More people reported severe fatigue during the pre-delta period than the delta and omicron waves, they found. However, after adjustment for several variables, including vaccination status, the differences among the three periods were not significant. The data showed that as more people were vaccinated, they were less likely to suffer long-COVID symptoms, according to Dr. Gottlieb.
“We had groups across all three time frames, and when we first assessed fatigue at three months, there was a difference. We saw, pre-delta, a much different rate of severe fatigue and the presence of what we called multiple symptoms, or at least three symptoms present at three months compared with the other variants.
“But then we dove a little further because things have changed over the course from pre-delta to delta to omicron,” he said. Different groups of patients were affected during each wave, and there was an effect of widespread vaccination from pre-delta through the two waves, with less severity of disease and fewer hospitalizations after mass vaccination.
“When you accounted for other variables, specifically things like vaccination and the populations affected, that number went away—suggesting there seems to be an impact on vaccination to reducing the risk of long-COVID across these variants,” Dr. Gottlieb explained.
“One of the things that has definitely correlated with reduced severity of COVID-19 is prior immunity, whether it's prior immunity from vaccination or prior immunity from previous COVID or both. We've known in multiple other studies that less severe COVID-19 leads to a lower likelihood of long-COVID. It doesn't eliminate the possibility, but it makes it less likely,” said Paul Sax, MD, the clinical director of the Division of Infectious Diseases at Brigham and Women's Hospital and a professor at Harvard Medical School, in Boston, as well as the editor-in-chief of Clinical Infectious Diseases.
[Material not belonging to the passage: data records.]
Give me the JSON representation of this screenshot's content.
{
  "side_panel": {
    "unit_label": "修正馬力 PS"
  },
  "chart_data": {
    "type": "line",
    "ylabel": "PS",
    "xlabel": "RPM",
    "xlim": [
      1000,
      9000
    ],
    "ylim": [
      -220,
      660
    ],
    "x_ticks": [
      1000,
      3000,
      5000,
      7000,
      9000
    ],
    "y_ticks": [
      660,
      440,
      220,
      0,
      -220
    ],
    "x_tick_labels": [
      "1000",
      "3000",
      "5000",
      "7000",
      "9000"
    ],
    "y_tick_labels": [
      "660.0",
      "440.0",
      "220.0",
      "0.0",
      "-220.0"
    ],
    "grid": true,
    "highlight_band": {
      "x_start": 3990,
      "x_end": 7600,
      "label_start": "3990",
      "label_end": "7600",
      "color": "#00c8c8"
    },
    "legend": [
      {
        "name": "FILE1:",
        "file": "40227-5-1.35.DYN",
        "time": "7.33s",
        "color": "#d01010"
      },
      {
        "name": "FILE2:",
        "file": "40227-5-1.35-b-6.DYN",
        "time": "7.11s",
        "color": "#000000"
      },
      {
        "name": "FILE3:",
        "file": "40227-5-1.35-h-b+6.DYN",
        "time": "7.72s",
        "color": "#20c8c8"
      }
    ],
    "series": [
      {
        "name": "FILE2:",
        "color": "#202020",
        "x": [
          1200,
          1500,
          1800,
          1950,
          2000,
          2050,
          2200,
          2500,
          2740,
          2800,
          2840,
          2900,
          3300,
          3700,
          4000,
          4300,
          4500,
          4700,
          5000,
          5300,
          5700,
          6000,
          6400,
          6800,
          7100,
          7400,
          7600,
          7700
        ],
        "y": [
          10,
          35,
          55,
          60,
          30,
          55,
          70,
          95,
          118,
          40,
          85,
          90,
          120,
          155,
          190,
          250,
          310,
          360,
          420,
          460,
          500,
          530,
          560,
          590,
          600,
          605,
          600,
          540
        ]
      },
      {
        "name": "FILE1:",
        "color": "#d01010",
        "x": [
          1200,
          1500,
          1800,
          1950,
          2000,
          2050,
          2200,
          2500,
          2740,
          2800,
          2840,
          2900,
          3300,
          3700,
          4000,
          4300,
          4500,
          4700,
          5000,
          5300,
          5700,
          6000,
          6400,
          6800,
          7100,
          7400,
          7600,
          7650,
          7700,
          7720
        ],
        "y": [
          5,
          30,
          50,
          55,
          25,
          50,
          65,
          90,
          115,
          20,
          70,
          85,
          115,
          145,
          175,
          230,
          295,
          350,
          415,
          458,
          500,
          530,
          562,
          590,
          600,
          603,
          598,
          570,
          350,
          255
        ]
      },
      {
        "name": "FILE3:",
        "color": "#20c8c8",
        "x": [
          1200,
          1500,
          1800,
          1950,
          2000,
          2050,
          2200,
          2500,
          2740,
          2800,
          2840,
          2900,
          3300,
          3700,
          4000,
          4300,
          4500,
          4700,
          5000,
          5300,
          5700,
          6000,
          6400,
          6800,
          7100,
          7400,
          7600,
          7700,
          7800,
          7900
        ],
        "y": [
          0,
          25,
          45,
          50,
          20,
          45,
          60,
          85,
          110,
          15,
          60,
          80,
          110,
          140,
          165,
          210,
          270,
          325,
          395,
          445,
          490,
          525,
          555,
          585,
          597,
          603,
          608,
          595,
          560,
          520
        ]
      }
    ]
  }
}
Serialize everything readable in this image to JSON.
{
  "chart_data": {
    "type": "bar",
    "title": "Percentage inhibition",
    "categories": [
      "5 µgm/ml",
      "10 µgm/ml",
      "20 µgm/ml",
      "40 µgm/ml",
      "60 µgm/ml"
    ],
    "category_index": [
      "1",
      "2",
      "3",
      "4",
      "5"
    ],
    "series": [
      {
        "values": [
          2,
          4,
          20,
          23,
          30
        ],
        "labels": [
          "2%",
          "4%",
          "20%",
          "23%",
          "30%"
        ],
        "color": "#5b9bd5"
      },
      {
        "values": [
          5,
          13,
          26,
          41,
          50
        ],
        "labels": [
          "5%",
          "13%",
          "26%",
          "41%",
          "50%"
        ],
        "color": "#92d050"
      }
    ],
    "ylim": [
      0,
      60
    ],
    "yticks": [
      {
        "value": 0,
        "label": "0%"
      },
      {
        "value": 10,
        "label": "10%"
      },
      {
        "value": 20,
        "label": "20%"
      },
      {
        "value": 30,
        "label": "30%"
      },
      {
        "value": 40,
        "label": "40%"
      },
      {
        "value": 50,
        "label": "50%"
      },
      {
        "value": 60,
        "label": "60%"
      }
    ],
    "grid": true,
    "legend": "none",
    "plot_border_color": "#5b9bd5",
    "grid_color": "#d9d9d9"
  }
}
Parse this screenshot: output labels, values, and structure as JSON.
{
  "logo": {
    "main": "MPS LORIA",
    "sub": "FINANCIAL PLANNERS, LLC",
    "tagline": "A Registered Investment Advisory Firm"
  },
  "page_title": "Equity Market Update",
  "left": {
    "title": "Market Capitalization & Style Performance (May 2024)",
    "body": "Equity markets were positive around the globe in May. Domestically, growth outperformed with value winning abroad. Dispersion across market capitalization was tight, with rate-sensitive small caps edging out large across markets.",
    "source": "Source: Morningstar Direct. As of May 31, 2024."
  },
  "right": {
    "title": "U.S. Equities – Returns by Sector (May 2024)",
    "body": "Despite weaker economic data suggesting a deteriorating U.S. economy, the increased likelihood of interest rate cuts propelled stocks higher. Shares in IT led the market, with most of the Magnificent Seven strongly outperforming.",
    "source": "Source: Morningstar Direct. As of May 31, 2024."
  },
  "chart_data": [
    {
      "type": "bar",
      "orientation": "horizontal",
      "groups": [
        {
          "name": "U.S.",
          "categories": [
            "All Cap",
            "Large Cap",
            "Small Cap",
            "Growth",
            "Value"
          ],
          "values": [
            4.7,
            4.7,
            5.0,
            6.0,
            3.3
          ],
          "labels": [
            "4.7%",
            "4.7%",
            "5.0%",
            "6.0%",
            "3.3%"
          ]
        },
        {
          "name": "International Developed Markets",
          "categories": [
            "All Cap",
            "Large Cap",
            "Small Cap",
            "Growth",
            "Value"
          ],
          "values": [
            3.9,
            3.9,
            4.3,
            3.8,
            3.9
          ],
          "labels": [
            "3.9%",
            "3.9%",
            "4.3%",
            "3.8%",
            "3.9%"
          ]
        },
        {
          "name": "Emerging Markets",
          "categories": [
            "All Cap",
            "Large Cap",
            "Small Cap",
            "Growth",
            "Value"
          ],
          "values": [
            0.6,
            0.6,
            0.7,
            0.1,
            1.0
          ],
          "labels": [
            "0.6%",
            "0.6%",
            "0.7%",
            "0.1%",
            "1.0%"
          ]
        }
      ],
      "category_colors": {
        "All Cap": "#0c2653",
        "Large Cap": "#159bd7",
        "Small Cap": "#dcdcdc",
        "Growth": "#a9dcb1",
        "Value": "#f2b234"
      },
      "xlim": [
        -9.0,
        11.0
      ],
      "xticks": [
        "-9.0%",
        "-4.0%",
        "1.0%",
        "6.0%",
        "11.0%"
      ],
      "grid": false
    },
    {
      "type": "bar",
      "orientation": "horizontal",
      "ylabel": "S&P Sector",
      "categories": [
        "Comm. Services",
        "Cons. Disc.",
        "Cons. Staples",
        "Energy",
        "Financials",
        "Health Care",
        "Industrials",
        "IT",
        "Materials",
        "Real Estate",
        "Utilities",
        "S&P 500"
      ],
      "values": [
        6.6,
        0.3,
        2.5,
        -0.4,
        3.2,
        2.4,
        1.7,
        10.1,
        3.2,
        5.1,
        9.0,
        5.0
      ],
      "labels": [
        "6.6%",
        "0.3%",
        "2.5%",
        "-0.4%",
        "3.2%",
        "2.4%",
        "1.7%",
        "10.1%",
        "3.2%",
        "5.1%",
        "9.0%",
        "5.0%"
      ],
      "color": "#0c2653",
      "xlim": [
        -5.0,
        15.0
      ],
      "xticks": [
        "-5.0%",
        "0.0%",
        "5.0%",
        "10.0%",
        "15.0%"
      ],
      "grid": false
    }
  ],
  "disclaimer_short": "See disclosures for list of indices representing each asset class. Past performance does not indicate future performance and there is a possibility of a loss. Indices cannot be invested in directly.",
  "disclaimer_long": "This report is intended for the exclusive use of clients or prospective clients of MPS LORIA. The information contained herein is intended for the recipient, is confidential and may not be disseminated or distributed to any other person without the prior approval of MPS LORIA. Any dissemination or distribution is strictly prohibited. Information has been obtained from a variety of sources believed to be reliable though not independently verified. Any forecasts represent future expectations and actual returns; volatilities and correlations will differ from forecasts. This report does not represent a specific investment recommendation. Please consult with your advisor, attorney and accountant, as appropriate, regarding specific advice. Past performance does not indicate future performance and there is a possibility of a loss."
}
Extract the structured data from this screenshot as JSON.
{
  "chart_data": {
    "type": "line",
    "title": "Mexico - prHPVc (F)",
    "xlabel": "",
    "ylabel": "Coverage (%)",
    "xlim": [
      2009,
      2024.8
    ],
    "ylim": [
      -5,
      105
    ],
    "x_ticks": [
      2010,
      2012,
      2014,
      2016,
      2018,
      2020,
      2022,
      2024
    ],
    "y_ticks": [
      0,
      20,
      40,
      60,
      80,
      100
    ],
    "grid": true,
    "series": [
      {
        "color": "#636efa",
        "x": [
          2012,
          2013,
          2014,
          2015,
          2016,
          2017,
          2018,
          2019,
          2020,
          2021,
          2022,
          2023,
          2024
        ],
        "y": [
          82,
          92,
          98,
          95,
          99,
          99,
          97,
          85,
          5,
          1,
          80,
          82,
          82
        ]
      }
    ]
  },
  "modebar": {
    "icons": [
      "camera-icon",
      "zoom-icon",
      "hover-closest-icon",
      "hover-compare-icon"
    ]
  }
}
“The finding that vaccination reduces the likelihood of getting this really dreaded complication of COVID is important and shows that, really, people who might be hesitant about getting vaccinated should think about this as a potential benefit beyond the one that is probably most widely publicized, which is the prevention of severe disease,” he added.
Dr. Sax, who was also present at the briefing, said the study was important because it was prospective, which provided a more accurate picture of people’s experience. “The thing I think is so strong about the study is that it has a control group. And some of them also suffered from fatigue, showing that it is not just COVID that can lead to this post-infectious problem.
“This study highlights, I think overall, the importance of long-COVID and how much we need to learn, not just about post-COVID syndromes, but it underscores that there is a long history of post-infectious fatigue syndromes of various sorts,” Dr. Sax said.
He said many conditions, including Epstein-Barr virus and Lyme disease, can be a cause of chronic fatigue, but COVID-19 has put a “real spotlight on this as a complication of infectious diseases.”
Dr. Gottlieb agreed, calling for more study about long-COVID, and the societal effects of long-term fatigue.
Luckily, he said, “the odds are going down,” and fewer new patients are reporting long-COVID.
“There's definitely been a decreased incidence of this complication over time, but there's still a huge number of people who are suffering from prolonged symptoms. So, this is both the good news and not so good news,” Dr. Gottlieb said.